A legendary journalist, a brutal murder, a deeply flawed investigation. The case of Regina Martínez Pérez is emblematic of Mexico's war on journalists and the problem of impunity. Ten years later, her colleagues and loved ones continue to demand justice, while new findings relate to the explosive stories she was working on at the time of her death.
"Regina would always dare to cover so much of the real truth in the stories we wrote about; more than me. And I’m more daring than most reporters."
Regina Martínez Pérez was an acclaimed print journalist from a humble farming background in Veracruz. She left a legacy of publications and investigations that told the stories behind the struggles and the hopes that marked the lives of most people in her home state – lives that became immeasurably harder after the rise of organised crime. She gave special attention to issues important to indigenous peoples and communities in rural areas, and documented the efforts of people in Veracruz to protect the environment.
Martínez was also a mentor for many young journalists at the time, and together with her colleagues in Veracruz, was instrumental in the advancement of journalism in the state. Before her murder, she had spent thirty years working as a reporter, covering organized crime and political corruption.
“Everything that the local press didn’t dare to publish was published via Regina Martínez,” said Jorge Carrasco, director of Proceso, the investigative weekly that Martínez was working for at the time of her death in 2012.
On the afternoon of 28 April 2012, Martínez was found dead at her home in Xalapa; she had been badly beaten and then strangled. Her murder sent shockwaves through the journalistic community in Veracruz, and former colleagues suggested – quite reasonably – that her death might have been related to her work investigating the links between state employees and local criminals. In the final weeks of her life, she had written about corrupt judges, police officers with links to drug gangs and mayors fighting side by side with gangsters in a gunfight with the army.
But despite this obvious line of inquiry, the investigating authorities dragged their heels. seemingly unwilling to look into possible links between her death and her work. This was a familiar pattern in Mexico, where more than 90% of violent crimes against journalists go unpunished. If Martínez’s murder had shocked the region, the weakness of the official investigation added insult to injury.
The years that followed presented a parade of implausible theories, contradictory statements, and the arrest – and release, and re-arrest – of Jorge Hernández Silva, who was apparently not much more than a scapegoat.
The same month that Hernández Silva was sentenced, Jorge Carrasco, then the reporter responsible for Proceso’s coverage of the murder investigation, started receiving threats and learned of a plan for an attack against him by ex-state employees.
In 2020 and 2021, A Safer World for the Truth and Forbidden Stories flagged the many flaws in the investigation into Martinez’s murder. They highlighted important elements that suggested obstruction of justice by local authorities, and gathered a group of 60 journalists and 25 media outlets from different countries to continue the investigative work that she was involved in.

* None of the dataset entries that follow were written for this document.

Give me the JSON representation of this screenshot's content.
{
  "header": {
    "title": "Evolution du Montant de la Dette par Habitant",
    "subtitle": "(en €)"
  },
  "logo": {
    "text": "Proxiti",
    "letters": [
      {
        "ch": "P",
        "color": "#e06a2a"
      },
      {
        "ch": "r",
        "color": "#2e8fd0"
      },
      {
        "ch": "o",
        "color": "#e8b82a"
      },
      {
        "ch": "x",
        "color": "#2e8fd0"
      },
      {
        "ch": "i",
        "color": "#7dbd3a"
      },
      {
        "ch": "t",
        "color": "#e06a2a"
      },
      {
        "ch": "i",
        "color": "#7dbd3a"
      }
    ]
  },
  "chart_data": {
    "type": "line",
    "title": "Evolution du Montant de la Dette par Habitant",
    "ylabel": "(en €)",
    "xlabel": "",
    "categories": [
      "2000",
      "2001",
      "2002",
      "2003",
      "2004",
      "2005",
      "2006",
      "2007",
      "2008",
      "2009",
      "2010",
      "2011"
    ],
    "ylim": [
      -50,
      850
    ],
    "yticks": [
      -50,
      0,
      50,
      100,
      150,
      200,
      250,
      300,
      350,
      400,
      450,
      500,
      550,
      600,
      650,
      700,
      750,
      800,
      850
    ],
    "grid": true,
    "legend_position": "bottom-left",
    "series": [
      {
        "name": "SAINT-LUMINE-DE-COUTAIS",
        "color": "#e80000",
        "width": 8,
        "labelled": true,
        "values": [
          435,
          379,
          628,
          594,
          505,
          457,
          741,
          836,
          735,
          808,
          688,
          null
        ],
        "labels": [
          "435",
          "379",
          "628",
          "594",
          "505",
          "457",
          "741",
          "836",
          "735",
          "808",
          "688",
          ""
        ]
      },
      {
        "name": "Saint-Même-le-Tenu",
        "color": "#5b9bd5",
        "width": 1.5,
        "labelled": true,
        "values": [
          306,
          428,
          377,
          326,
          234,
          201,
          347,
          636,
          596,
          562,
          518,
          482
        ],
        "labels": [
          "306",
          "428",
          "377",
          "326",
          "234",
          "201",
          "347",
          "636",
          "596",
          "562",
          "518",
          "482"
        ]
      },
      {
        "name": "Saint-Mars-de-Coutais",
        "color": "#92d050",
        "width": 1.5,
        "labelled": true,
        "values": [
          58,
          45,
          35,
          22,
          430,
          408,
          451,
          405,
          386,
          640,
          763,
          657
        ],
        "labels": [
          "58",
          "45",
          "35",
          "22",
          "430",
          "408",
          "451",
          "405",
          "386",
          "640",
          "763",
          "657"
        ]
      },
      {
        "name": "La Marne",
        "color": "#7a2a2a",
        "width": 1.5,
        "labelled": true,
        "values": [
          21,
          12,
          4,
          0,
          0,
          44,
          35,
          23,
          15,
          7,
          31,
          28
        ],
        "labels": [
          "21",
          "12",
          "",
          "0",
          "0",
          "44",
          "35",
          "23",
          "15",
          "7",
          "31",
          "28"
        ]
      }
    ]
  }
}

That research revealed more details about errors committed during the initial investigations into her death, as well as a coordinated effort to push the official narrative over social media using bot accounts.
Moreover, as the team followed up on Martínez’s investigations, they found that former Veracruz governor Fidel Herrera had embezzled public funds, and most importantly, that Martínez was preparing to publish an explosive report on the thousands of people who had been forcibly disappeared in Veracruz.
Today, Mexico is one of the most dangerous countries in the world in which to practise journalism. Organised crime gangs with links to corrupt politicians and police are suspected of bearing responsibility for most of these killings, while the government refuses to even acknowledge their reality.
In 2022, American journalist Katherine Corcoran published In the Mouth of the Wolf, a detailed account of the case and the broken system that sustains impunity. She underscores the significance of this case beyond Mexico’s borders, for press freedom throughout the region, and considers the involvement of the United States in the dire situation Mexican journalists face today.
Every year, in April, colleagues and loved ones gather to honour Martínez’s life and work in Plaza Lerdo, a square in Xalapa they renamed Plaza Regina Martínez. Often, the plaque they placed in the square is removed by the authorities, but it is always replaced. It is a potent symbol of the relentless demand for justice, for Martínez and for all of her colleagues who continue to be victimised by organised crime, and by their own government.